I love going in after a game when you see these wounded heroes throwing everything on the line for their team-mates. I get chills thinking about it. I was watching Shawshank Redemption the other day. Andy Dufresne (Tim Robbins) was talking to Ellis Redding (Morgan Freeman) about the first thing they are going to do when they get out of prison and what they missed, like the smell of the ocean. That’s a bit like me waiting for rugby league to return.
What’s been the reaction of fans so far and what’s your message to them?
Radlinski: I am an eternal optimist and I dream that it’s going to be better than ever, but I am realistic to the challenges ahead. Social media has given us a tremendous tool in which we can look back at memories and communicate with each better than ever before.
Over the last six weeks I have watched fans from all kinds of sports select their best ever moment or their greatest team.

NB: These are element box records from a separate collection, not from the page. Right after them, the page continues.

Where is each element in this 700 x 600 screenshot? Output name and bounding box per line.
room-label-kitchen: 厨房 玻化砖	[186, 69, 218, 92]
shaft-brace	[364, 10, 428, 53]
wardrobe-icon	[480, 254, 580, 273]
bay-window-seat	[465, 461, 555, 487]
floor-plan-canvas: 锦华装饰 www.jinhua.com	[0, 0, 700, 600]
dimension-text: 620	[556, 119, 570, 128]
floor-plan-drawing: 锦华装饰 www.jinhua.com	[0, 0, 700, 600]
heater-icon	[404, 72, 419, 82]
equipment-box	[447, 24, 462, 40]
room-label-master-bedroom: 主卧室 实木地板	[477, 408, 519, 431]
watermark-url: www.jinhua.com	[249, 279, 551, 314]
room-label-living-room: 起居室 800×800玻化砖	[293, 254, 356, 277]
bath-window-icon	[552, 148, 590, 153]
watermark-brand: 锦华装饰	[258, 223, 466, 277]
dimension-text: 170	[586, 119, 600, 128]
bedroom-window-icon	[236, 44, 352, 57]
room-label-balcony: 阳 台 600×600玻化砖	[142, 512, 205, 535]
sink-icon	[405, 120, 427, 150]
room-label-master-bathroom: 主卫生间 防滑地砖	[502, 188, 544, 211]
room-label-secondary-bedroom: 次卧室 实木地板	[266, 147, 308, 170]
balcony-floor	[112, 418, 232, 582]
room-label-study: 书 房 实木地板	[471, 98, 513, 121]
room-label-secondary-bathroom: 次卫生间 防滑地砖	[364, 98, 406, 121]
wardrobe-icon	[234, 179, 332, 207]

It has provided debate and engagement in a positive manner, probably less aggressive than the past when people tended to think they knew it all. People have started to listen and respect other people’s opinions more.
You would have seen some terrific messages from our players of the past.
I just dropped these guys a message and, within an hour or so, I had video messages from people who we all admire and love.
They all speak of fond memories of the club, but the most beautiful thing for me is how they speak about the town of Wigan and its people. I may be biased but I love this town and I love the people of this town.
I hope that anyone who has had a positive impact from rugby league in their lifetime can rediscover their love. To our army of season-ticket holders, we can’t thank you enough for all the support that you continue to show us. We will regather over the coming weeks and then give 2020 our best shot for you guys. Then, 2021 will be the 149th in our history, and we will plan how to make 2022 a huge celebration for the big 150th birthday party.